Мы миновали небольшой лесок рядом с домом и уже начали подходить в железной дороге. Станция «Хессен‑центр».

– Барбара, а почему у тебя нет собаки? – спросила Хани. – Тут куда ни глянь, повсюду люди с собаками.

– Мне нравятся мои свинки, – ответила я, вдыхая лесной воздух полной грудью.

– А можно мне завести собаку? – чуть помолчав, осторожно спросила она.

Будь на ее месте кто‑нибудь другой, я бы тут же разорвала его на месте за такое предложение. Собака в моей квартире? Уж извольте! Но это была Хани. Юная леди, которая постоянно выносила мне мозги, но к чьим причудам я постепенно стала привыкать и даже не заметила, с какого момента она стала мне нравится. А еще мне было ее жаль. Не знаю, почему. Может быть потому, что она такая несимпатичная. Несколько раз я видела, как она делает попытки выглядеть лучше: наносит серые тени на глаза – и даже пыталась покрасить волосы. Но все равно она остается дурнушкой. Я даже не знаю, как в этом ей помочь. Ну, ведь в конце концов это не так важно. Зато она умная, и память у нее отменная. Найдет она свое счастье и забудет навсегда этого Лукаса. Нужно просто чуть отвлечься. Может быть, собака – это не такая уж и плохая идея.

– Но смотри, если она будет срать на мои половики или хотя бы что‑то сгрызет в квартире, то ты со своей собакой отправишься к Матиасу с матрасом в придачу, – угрожающе прошипела я.

Что тут было!
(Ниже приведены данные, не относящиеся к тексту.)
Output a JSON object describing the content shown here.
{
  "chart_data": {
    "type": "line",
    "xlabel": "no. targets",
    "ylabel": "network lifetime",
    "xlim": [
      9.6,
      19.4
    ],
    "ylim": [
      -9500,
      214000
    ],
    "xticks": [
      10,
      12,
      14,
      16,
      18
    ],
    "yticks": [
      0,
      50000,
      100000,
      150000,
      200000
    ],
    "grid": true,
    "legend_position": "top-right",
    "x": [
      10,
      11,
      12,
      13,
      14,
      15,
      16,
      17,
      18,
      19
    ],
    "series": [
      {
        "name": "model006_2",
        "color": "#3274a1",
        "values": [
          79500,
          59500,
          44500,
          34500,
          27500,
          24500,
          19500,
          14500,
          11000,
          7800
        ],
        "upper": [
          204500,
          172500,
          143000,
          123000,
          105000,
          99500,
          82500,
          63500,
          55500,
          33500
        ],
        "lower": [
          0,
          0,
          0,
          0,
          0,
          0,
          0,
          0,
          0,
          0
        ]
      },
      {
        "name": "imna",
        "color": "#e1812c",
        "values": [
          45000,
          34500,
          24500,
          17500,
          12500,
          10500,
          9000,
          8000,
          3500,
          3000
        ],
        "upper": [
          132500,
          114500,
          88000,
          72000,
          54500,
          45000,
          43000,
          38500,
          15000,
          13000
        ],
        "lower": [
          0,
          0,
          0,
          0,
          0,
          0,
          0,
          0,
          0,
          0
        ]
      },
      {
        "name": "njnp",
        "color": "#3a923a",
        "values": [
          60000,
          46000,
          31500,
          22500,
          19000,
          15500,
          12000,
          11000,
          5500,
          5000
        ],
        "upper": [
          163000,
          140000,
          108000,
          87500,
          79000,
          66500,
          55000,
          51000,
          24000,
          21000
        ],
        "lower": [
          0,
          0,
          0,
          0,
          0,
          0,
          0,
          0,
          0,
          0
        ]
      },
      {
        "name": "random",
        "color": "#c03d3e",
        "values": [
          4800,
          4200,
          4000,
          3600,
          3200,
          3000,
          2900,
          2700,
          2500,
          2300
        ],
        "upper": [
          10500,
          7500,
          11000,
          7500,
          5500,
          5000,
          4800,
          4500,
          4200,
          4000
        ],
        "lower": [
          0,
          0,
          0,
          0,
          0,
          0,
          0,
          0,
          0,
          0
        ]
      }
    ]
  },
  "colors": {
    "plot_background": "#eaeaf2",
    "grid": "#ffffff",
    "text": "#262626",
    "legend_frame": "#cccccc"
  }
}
Она как кинулась мне на шею. Расцеловала в обе щеки. Терпеть не могу эти прикосновения, но я даже не успела ей возразить.

– Обещаю, Барбара. Она будет самой послушной. Я буду гулять с ней по этому лесу. Буду воспитывать. Честное слово!..

Боже, как она вопила от счастья. Детский сад какой‑то.

 

Лукас

Я сидел в пустой квартире, привычно листая книгу. Я ждал. Чего ждал? Зачем ждал? Но за последние месяцы я так привык, что густую тишину в моей квартире обязательно должен прорезать гулкий стук в дверь и этот звонкий голос. Она привыкла, что звонить в звонок, как все цивилизованные люди, бесполезно. Поэтому она сразу начинала со стука, а потом переходила и на крик.

– Лукас! Завтрак! – безапелляционно кричала она.

И кричала бы так до тех пор, пока я выйду, или пока фрау Шнайдер не начала бы браниться своим трухлявым голосом.